Autêntico leitor de Vidal de La Blache, (Febvre) ficou toda a sua vida tanto geógrafo quanto historiador. Leitor entusiasta de Année Sociologique, como Marc Bloch, assimilou muito cedo o pensamento avassalador de Durkheim e de Lévy-Bruhl e ainda os pensamentos irmãos de Halbwachs, Marcel Mauss e François Simiand. Mas, tranquilizai-vos, também foi um leitor fervoroso de Marx, de Max Weber e de Sombart, sobretudo de Marx, o que nem todos lhe perdoarão. Atento aos estudos, inquéritos e missões dos etnógrafos, saudou com entusiasmo anteontem as teses de Leenhardt, ontem os magníficos livros de Lévi-Strauss. Membro da Comissão de Direção dos Cahiers Internacionaux de Sociologie desde a sua fundação, deu a esta revista o patrocínio da VI Seção da Escola Prática de Altos Estudos. Apaixonado da história da arte, saboreou ao mesmo tempo as audácias de um Francastel e a clássica soberania de um Emile Mâle. Neste domínio, ainda mais, se possível ele procurava as fontes. Vi-o correr ao Louvre, entre duas entrevistas, para ali rever um quadro. Historiador de eleição da vida religiosa, o foi também da vida científica e das técnicas[376].

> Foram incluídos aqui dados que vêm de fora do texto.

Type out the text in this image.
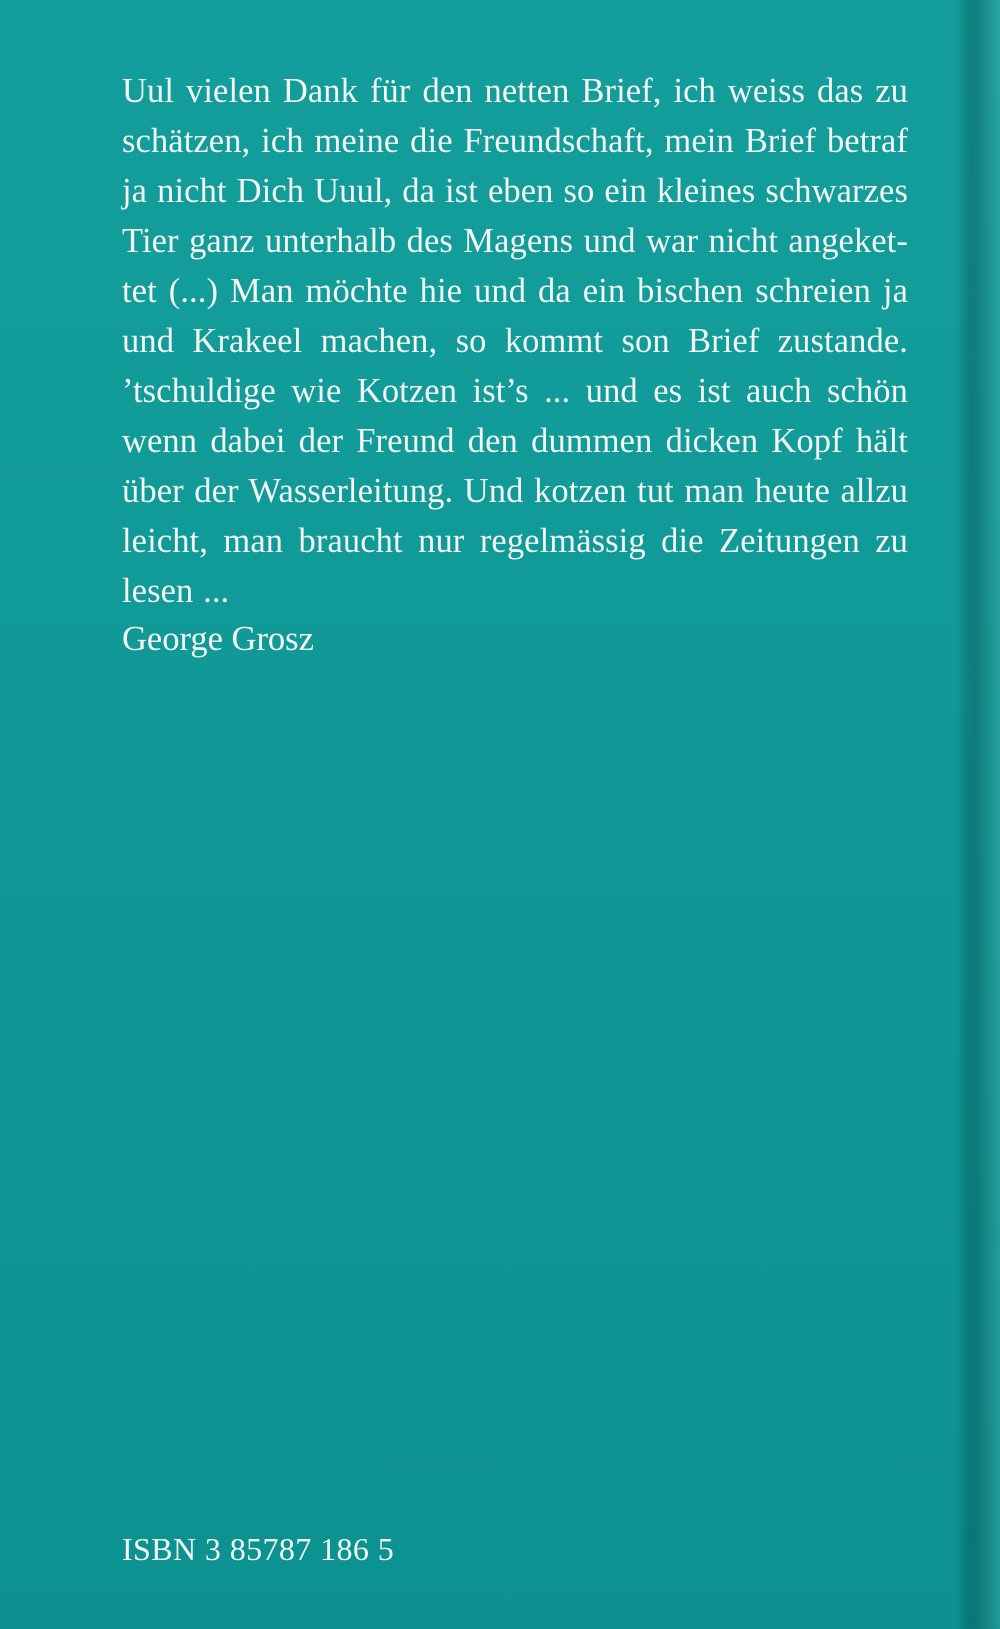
Uul vielen Dank für den netten Brief, ich weiss das zu
schätzen, ich meine die Freundschaft, mein Brief betraf
ja nicht Dich Uuul, da ist eben so ein kleines schwarzes
Tier ganz unterhalb des Magens und war nicht angeket-
tet (...) Man möchte hie und da ein bischen schreien ja
und Krakeel machen, so kommt son Brief zustande.
’tschuldige wie Kotzen ist’s ... und es ist auch schön
wenn dabei der Freund den dummen dicken Kopf hält
über der Wasserleitung. Und kotzen tut man heute allzu
leicht, man braucht nur regelmässig die Zeitungen zu
lesen ...
George Grosz
ISBN 3 85787 186 5
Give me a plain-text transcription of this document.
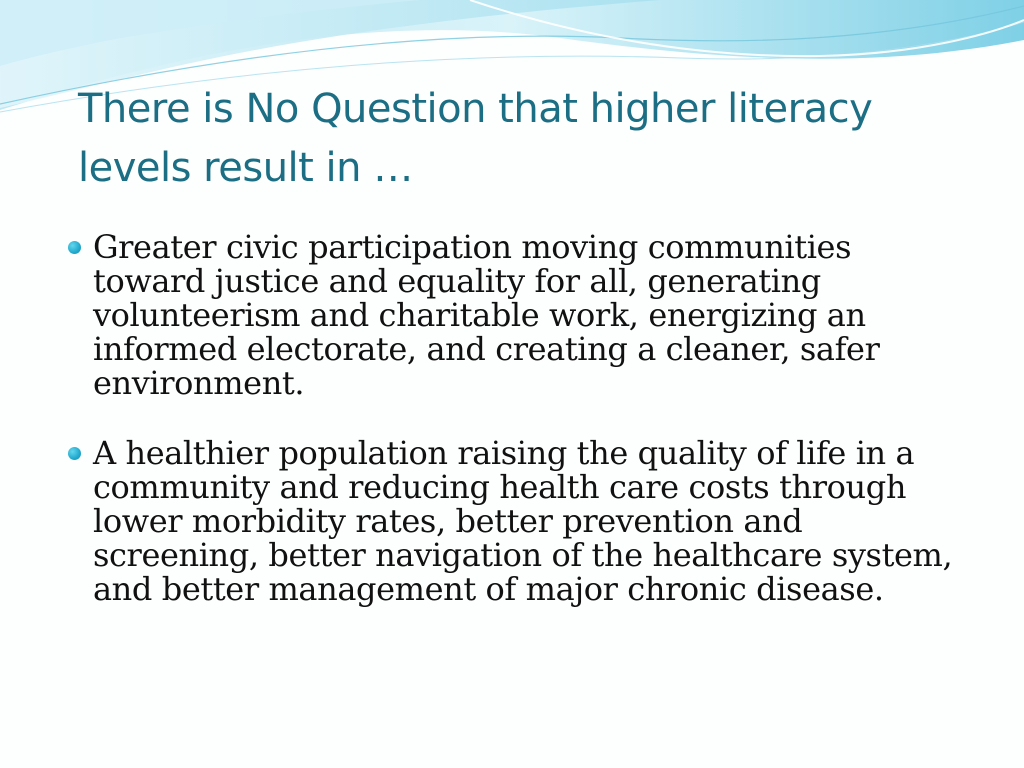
There is No Question that higher literacy levels result in …
Greater civic participation moving communities toward justice and equality for all, generating volunteerism and charitable work, energizing an informed electorate, and creating a cleaner, safer environment.
A healthier population raising the quality of life in a community and reducing health care costs through lower morbidity rates, better prevention and screening, better navigation of the healthcare system, and better management of major chronic disease.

Essas influências foram decisivas para os desdobramentos posteriores do pensamento de Febvre, bem como para os rumos temáticos e conceituais da revista Annales. Contudo, no que pese suas propensões interdisciplinares, Febvre não deixaria de produzir, em 1930, uma longa crítica a François Simiand. Sem negar os avanços que a Sociologia produziu, ao rejeitar as abordagens individualistas em prol dos estudos pautados por fenômenos coletivos, o historiador francês se perguntava: “Historiadores, que nos resta? Resultados a utilizar tais quais? Processos de investigação a transportar do presente para o passado, sem modificação, ou pelo menos com a preocupação de os modificar o menos possível? Evidentemente que não”[377]. Para Jacques Revel as palavras de Febvre eram sinais claros “da impaciência de um historiador que reivindicava a especificidade da sua abordagem e a necessidade de uma dimensão histórica em toda a reflexão acerca dos objetos sociais”[378]. Acrescentamos: sinais também de um espírito crítico que não se deixava domesticar pelas influências recebidas, que desconfiava profundamente daqueles “historiadores historizantes” que teimavam em falar em nome da história do alto de suas cátedras na Sorbonne.

Mas, afinal, o que constitui um clássico da historiografia? Quais as realizações dignas para uma elevação a alturas tão prestigiosas? A resposta a tais indagações costuma requerer alongamentos desencorajadores. Tentaremos um esforço de simplificação, no intuito de manter este texto nos

parâmetros traçados para definir o perfil didático deste livro, não avançando além do propósito de ser uma discussão introdutória ao pensamento histórico de figuras emblemáticas da historiografia contemporânea. Em nossa maneira de perceber a questão proposta, para fruir a dignidade de autor clássico, um historiador deve preencher ao menos uma de três condições: ter oferecido uma visão suficientemente “forte” de uma dada época histórica, a ponto de torná-la referencial em seu campo de estudos; ter gerado por tempo considerável uma sucessão de discussões em torno de seu estudo; ter concebido instrumentos de análises responsáveis por inovações conceituais em seu terreno de especialidade. Ao que nos parece, Febvre excedeu-se um pouco na última dessas condições, sendo, entretanto, notório nos três aspectos. Como historiador-filosófico, ou seja, na qualidade de inventor de categorias de análise, ou ao menos como o mentor reconhecido pela utilização eficaz destas, ressalta-se em sua obra conceitos instrumentais relevantes como, por exemplo, “utensilagem mental” e “psicologia histórica”. O primeiro conceito nasceu mesmo da imaginação criadora de Febvre, que o tirou de um marco zero e lhe atribuiu os sentidos conhecidos. Já a noção de “psicologia histórica” estava disponível no léxico das Ciências Sociais desde os fins do século XIX ou inícios do século XX. Ambos os conceitos são recorrentes e decisivos em suas análises das sociedades europeias da Época Moderna, sobretudo as do século de Lutero e de Rabelais.